Tous les patients ne peuvent pas être éligibles à la chirurgie ambulatoire. La condition sine qua non est d’être en mesure de saisir les informations et les recommandations. La seconde, pour certaines opérations, est de ne pas se trouver seul le soir de l’opération. La prise en compte de l’environnement social du patient entre alors en ligne de compte. En revanche, les critères liés à l’âge et à l’état physique ne cessent de s’assouplir. Les personnes âgées ne sont plus exclues de cette prise en charge, comme c’était le cas il y a encore quelques années. « L’ambulatoire est même plus indiquée pour elles, note Marc Beaussier. Le fait de dormir à domicile, chez elles ou chez leurs enfants évite les états de confusions, les délires liés à un réveil dans une chambre inconnue, à l’hôpital, avec une infirmière qui vous réveille à six heures du matin pour vous prendre la température. » De même à ses débuts, la chirurgie ambulatoire était réservée aux patients relevant du niveau 1 sur l’échelle de risque anesthésique ASA, c’est à dire sans aucun problème de santé. À présent l’éligibilité s’est étendue aux patients relevant du niveau 3, avec des problèmes de santé impliquant certaines complications, mais dont l’état est stabilisé. Ici encore, le réalisme est de mise : un patient diabétique courra moins de risque de déséquilibrage de son diabète s’il rentre chez lui et se traite lui-même, au lieu de suspendre la prise de son traitement et d’attendre le relais médicamenteux hospitalier.

Méthodes alternatives

La pratique ambulatoire induit une réduction des risques de complications post-opératoires et une prise en charge sans faille de la douleur et des conditions de réveil. Les progrès techniques de la chirurgie, de moins en moins invasive, vont dans ce sens. « Nous avons arrêté de faire des prémédications qui mettent les patients dans un état de fatigue, de sédation prolongée, témoigne le Pr Beaussier. Nous nous sommes rendus compte que la meilleure prémédication, c’était l’information et une organisation parfaite. Nous utilisons en priorité des produits d’élimination rapide, contrôlée. » À l’hôpital Saint-Antoine (AP-HP) tout est fait, à présent, pour éviter le recours aux dérivés morphiniques. Le développement de l’analgésie loco-régionale rime également avec l’ambulatoire. Et des méthodes alternatives innovantes sont en passe de se développer, comme l’hypnose, aux fonctions analgésiques et apaisantes. « En consultation d’anesthésie, je prends le temps de bien expliquer au patient ce qu’est l’hypnose. S’il est partant, je m’assure qu’il soit vraiment impliqué et participant, indique Samia Testa, médecin-anesthésiste à l’ICO. Le matin, avant l’intervention, je lui explique à nouveau comment vont se passer les choses. Il peut encore changer d’avis à ce moment. L’opération sous hypnose ne demande aucune préparation particulière, il suffit d’avoir la volonté de participer. Nous pouvons à tout moment procéder à des ajustements, refaire une anesthésie locale ou opérer une sédation. »
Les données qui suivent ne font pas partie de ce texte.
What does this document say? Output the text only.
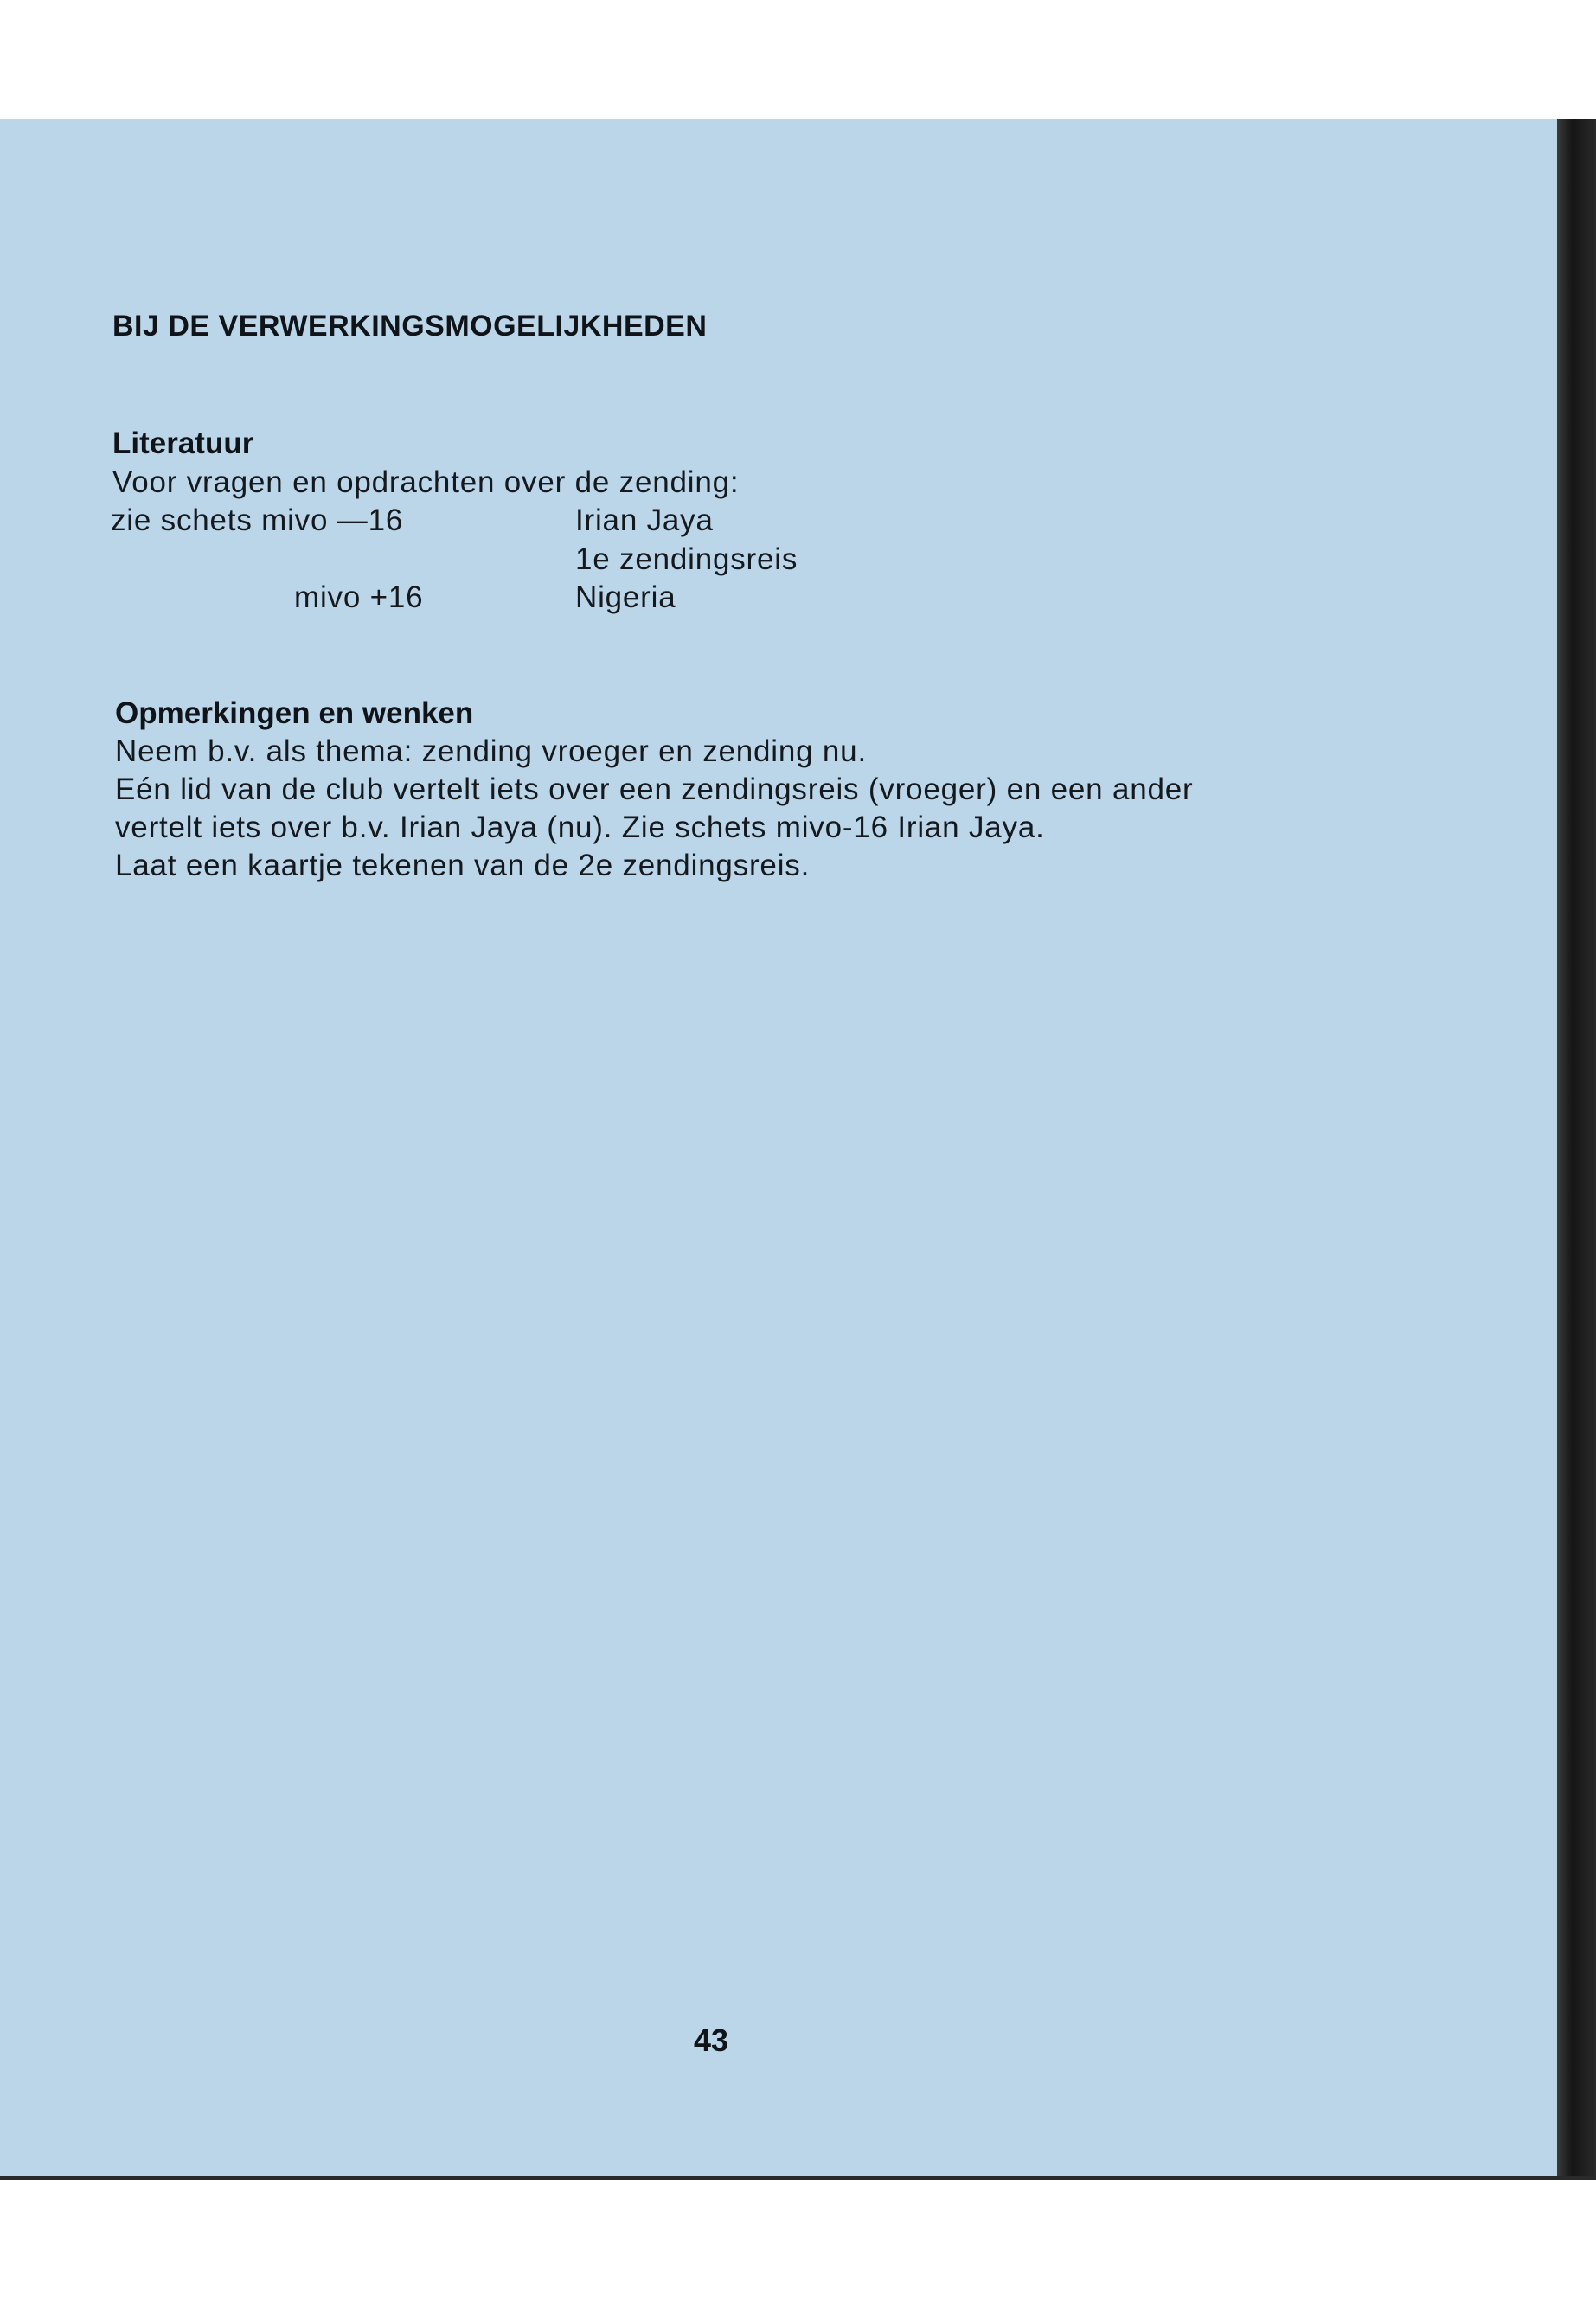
BIJ DE VERWERKINGSMOGELIJKHEDEN
Literatuur
Voor vragen en opdrachten over de zending:
zie schets mivo —16	Irian Jaya
1e zendingsreis
mivo +16	Nigeria
Opmerkingen en wenken
Neem b.v. als thema: zending vroeger en zending nu.
Eén lid van de club vertelt iets over een zendingsreis (vroeger) en een ander
vertelt iets over b.v. Irian Jaya (nu). Zie schets mivo-16 Irian Jaya.
Laat een kaartje tekenen van de 2e zendingsreis.
43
Selon le Pr Beaussier, cette technique qui ouvre de nouveaux horizons, mais qui a le désavantage d’être chronophage devrait dans le futur être « réservée à des patients particulièrement anxieux ou à des actes loco-régionaux qui sont un plus anxiogènes ». L’acupuncture, employée à l’UCA de Saint-Antoine en stomatologie, est également une technique à explorer pour l’avenir.